Fire destroyed the Ilwaco Volunteer Fire Department building Thursday night, along with just about everything inside.
No one knows for sure how the fire started, but Chief Tom Williams said he suspects it was an electrical fire in the old building's wiring that sparked the blaze and set off the fire alarm.
The building was built in 1947, and an addition was constructed in the 1980s. Besides the fire department, it also housed the Red Cross office, a meeting hall and the Ilwaco City Council chambers.
It is a total loss, Williams said, estimating the loss at about $2 million. He said the fire department building was insured by the city of Ilwaco.No one was in the building when the alarm went off about 11:06 p.m., Williams said. He was alerted by Pacific County Dispatch and immediately called for mutual aid from the Chinook, Long Beach and Fire District 1 fire departments.

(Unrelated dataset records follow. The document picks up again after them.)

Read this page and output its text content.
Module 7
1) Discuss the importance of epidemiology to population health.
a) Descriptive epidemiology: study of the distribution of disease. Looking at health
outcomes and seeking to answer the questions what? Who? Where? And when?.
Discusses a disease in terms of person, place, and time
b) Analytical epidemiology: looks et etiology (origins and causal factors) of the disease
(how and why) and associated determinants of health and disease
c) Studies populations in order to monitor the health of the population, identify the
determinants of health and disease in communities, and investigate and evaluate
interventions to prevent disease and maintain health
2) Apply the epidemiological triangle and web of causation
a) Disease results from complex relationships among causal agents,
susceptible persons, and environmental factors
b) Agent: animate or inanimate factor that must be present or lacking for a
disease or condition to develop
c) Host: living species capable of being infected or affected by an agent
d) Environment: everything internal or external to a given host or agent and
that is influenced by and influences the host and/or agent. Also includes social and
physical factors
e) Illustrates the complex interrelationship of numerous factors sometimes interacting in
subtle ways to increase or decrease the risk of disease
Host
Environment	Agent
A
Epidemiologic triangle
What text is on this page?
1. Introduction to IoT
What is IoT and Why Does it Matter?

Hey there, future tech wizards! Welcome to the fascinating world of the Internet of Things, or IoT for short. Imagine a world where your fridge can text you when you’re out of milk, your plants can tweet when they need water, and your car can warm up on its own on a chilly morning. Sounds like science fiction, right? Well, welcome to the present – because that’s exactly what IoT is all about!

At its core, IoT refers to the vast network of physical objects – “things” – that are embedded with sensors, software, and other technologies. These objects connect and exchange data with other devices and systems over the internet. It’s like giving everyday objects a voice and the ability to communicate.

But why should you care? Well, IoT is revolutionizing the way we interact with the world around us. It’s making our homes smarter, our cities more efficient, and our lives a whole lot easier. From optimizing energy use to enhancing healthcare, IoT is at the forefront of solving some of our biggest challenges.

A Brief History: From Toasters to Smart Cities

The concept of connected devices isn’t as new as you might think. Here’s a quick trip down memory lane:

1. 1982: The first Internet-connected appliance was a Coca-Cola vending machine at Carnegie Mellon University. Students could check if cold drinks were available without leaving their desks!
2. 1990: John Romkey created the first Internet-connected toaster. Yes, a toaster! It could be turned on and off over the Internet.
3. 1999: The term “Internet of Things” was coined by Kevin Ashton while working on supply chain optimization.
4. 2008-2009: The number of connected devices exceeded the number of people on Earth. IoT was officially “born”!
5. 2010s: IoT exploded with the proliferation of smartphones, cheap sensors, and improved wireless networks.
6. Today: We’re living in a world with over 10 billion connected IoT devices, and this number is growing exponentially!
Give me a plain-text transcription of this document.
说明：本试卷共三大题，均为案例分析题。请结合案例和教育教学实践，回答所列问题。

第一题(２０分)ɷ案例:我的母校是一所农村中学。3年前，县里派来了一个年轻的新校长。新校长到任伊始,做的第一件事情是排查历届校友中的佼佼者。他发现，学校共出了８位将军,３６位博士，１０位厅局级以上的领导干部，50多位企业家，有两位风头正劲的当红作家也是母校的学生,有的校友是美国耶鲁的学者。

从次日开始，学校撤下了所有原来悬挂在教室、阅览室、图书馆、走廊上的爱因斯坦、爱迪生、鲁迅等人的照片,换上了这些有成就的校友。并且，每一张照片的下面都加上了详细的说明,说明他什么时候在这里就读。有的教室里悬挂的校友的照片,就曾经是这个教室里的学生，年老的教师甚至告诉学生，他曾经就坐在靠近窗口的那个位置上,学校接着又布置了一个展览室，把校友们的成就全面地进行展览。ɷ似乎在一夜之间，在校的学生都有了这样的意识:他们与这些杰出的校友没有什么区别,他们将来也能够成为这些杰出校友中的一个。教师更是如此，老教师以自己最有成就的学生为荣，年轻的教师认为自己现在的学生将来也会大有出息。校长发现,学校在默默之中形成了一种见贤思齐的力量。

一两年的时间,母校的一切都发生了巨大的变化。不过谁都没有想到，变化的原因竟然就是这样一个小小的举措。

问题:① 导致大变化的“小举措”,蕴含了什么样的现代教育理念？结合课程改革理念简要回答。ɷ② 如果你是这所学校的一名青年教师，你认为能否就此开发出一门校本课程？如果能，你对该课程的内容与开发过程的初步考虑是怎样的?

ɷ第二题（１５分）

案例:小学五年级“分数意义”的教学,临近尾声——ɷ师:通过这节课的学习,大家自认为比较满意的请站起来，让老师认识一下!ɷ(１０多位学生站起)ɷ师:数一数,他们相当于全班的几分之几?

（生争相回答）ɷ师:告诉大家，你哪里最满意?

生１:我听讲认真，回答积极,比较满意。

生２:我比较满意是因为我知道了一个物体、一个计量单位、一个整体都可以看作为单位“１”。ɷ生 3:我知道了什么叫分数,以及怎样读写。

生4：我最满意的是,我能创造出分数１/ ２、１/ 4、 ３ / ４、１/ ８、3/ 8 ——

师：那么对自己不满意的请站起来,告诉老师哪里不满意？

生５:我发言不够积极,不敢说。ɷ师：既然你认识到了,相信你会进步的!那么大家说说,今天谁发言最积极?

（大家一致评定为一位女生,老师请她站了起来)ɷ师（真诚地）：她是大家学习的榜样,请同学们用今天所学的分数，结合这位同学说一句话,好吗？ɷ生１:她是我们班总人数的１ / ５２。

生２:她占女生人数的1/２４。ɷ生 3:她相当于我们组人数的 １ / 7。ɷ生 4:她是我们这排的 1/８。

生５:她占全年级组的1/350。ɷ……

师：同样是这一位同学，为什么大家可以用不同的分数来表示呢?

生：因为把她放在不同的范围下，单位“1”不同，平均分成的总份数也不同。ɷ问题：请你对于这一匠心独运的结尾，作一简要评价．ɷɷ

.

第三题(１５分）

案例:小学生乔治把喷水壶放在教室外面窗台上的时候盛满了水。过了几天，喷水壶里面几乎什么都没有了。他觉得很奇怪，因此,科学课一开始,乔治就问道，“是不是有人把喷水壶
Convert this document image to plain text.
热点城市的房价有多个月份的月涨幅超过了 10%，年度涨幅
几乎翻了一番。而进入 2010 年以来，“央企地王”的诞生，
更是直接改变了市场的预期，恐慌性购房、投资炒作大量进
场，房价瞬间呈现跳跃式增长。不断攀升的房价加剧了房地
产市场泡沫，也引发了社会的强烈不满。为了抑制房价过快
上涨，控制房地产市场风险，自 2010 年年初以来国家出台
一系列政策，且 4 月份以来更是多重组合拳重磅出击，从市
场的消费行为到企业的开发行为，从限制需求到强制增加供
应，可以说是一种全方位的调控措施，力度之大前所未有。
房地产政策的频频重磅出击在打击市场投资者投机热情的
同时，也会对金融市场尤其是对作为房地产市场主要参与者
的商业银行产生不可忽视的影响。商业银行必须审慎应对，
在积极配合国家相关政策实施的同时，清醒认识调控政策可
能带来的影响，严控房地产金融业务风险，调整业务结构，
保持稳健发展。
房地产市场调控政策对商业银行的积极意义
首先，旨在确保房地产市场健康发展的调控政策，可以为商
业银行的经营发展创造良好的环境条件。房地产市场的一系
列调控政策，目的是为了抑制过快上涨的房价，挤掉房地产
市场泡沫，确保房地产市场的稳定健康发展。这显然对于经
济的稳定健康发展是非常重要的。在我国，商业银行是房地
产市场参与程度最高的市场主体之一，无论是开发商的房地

In the meantime, a couple of firefighters who live nearby were able to get one fire engine and one brush truck out. Two other fire engines, a Seagraves and a Ford La France, were destroyed, along with an ambulance, a mobile cascade system in the bed of a four-wheel drive truck and all of the fire department's turn-out gear and self-contained breathing apparatus equipment. Even the little robotic truck used in parades and for fire education burned, Chief Williams said. "Most of our stuff is replaceable, except for the antique truck," Williams said sadly, "and all the old pictures are gone." The files containing the history of the department also burned, he said, but luckily the original hand pumper had already been donated to the Ilwaco Heritage Museum.
However, it could have been worse, he said, if people had gotten hurt. That didn't happen. None of the firefighters who fought the blaze were injured. The fire was finally put out around 4 a.m. today. What's next? "We'll move the saved trucks to the city shops until we figure out what to do," Chief Williams said.